Nos dias de hoje, quase 37 anos depois que João voltou à propriedade comprada por seu pai, a Fazenda Capão Alto das Criúvas abriga, além das plantações do famoso arroz biodinâmico Volkmann, uma enorme variedade de répteis, anfíbios, peixes e pássaros. No local, foram encontradas 244 espécies de pássaros migratórios do Canadá e da Patagônia, o que foi considerada a maior diversidade de pássaros do mundo pela Fundação Zoobotânica do Rio Grande do Sul.
João Volkmann não é apenas um exemplo de como a agricultura biodinâmica é benéfica ao meio ambiente, à saúde das pessoas e à do planeta. João segue a linha de que não se faz agricultura somente para comer, mas também para que as pessoas que trabalham a terra sejam vistas como parte integrante da sociedade. Por isso, leva seu conhecimento adiante em aulas que iniciaram em 1991 na Fundação Gaia, e que hoje, em sua fazenda, fazem parte de seu projeto de formação de agricultores que não usam veneno, trabalham com amor, bondade, e estão promovendo uma revolução cultural para criar uma mudança na agricultura até chegar ao ponto de a sociedade não querer mais comer alimentos com veneno.

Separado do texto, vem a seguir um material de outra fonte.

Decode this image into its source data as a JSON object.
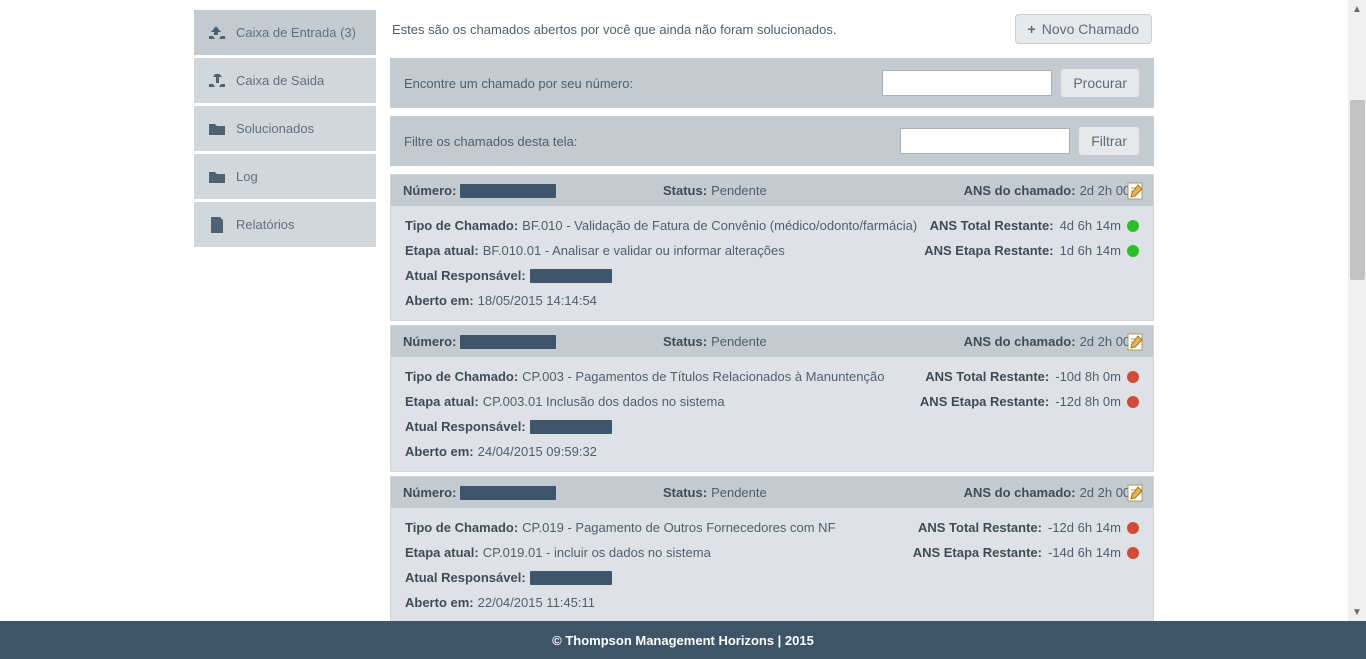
{
  "sidebar": {
    "items": [
      {
        "label": "Caixa de Entrada (3)",
        "icon": "inbox-icon"
      },
      {
        "label": "Caixa de Saida",
        "icon": "outbox-icon"
      },
      {
        "label": "Solucionados",
        "icon": "folder-icon"
      },
      {
        "label": "Log",
        "icon": "folder-icon"
      },
      {
        "label": "Relatórios",
        "icon": "report-icon"
      }
    ]
  },
  "top": {
    "intro": "Estes são os chamados abertos por você que ainda não foram solucionados.",
    "novo_chamado": "Novo Chamado"
  },
  "searchbar": {
    "find_label": "Encontre um chamado por seu número:",
    "find_button": "Procurar",
    "filter_label": "Filtre os chamados desta tela:",
    "filter_button": "Filtrar"
  },
  "labels": {
    "numero": "Número:",
    "status": "Status:",
    "ans_chamado": "ANS do chamado:",
    "tipo_chamado": "Tipo de Chamado:",
    "etapa_atual": "Etapa atual:",
    "ans_total": "ANS Total Restante:",
    "ans_etapa": "ANS Etapa Restante:",
    "atual_resp": "Atual Responsável:",
    "aberto_em": "Aberto em:"
  },
  "tickets": [
    {
      "status": "Pendente",
      "ans_chamado": "2d 2h 00m",
      "tipo": "BF.010 - Validação de Fatura de Convênio (médico/odonto/farmácia)",
      "etapa": "BF.010.01 - Analisar e validar ou informar alterações",
      "ans_total": "4d 6h 14m",
      "ans_etapa": "1d 6h 14m",
      "dot_total": "green",
      "dot_etapa": "green",
      "aberto": "18/05/2015 14:14:54"
    },
    {
      "status": "Pendente",
      "ans_chamado": "2d 2h 00m",
      "tipo": "CP.003 - Pagamentos de Títulos Relacionados à Manuntenção",
      "etapa": "CP.003.01 Inclusão dos dados no sistema",
      "ans_total": "-10d 8h 0m",
      "ans_etapa": "-12d 8h 0m",
      "dot_total": "red",
      "dot_etapa": "red",
      "aberto": "24/04/2015 09:59:32"
    },
    {
      "status": "Pendente",
      "ans_chamado": "2d 2h 00m",
      "tipo": "CP.019 - Pagamento de Outros Fornecedores com NF",
      "etapa": "CP.019.01 - incluir os dados no sistema",
      "ans_total": "-12d 6h 14m",
      "ans_etapa": "-14d 6h 14m",
      "dot_total": "red",
      "dot_etapa": "red",
      "aberto": "22/04/2015 11:45:11"
    }
  ],
  "footer": {
    "text": "© Thompson Management Horizons | 2015"
  }
}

Para o futuro, João gostaria que a fazenda perdurasse 400, 500 anos, pois acha imprescindível tirar o egoísmo de cima do projeto, e assim contribuir para a evolução cultural da humanidade por meio da agricultura e da arte, tão necessária para a compreensão da agricultura biodinâmica. Por mais que seus grãos de arroz curto, longo, vermelho e negro tenham ganhado o mundo, o responsável pela Volkmann Alimentos acredita que seu carro-chefe não seja o arroz: “Meu principal produto é a mata nativa, o equilíbrio da paisagem para uma produção estável”.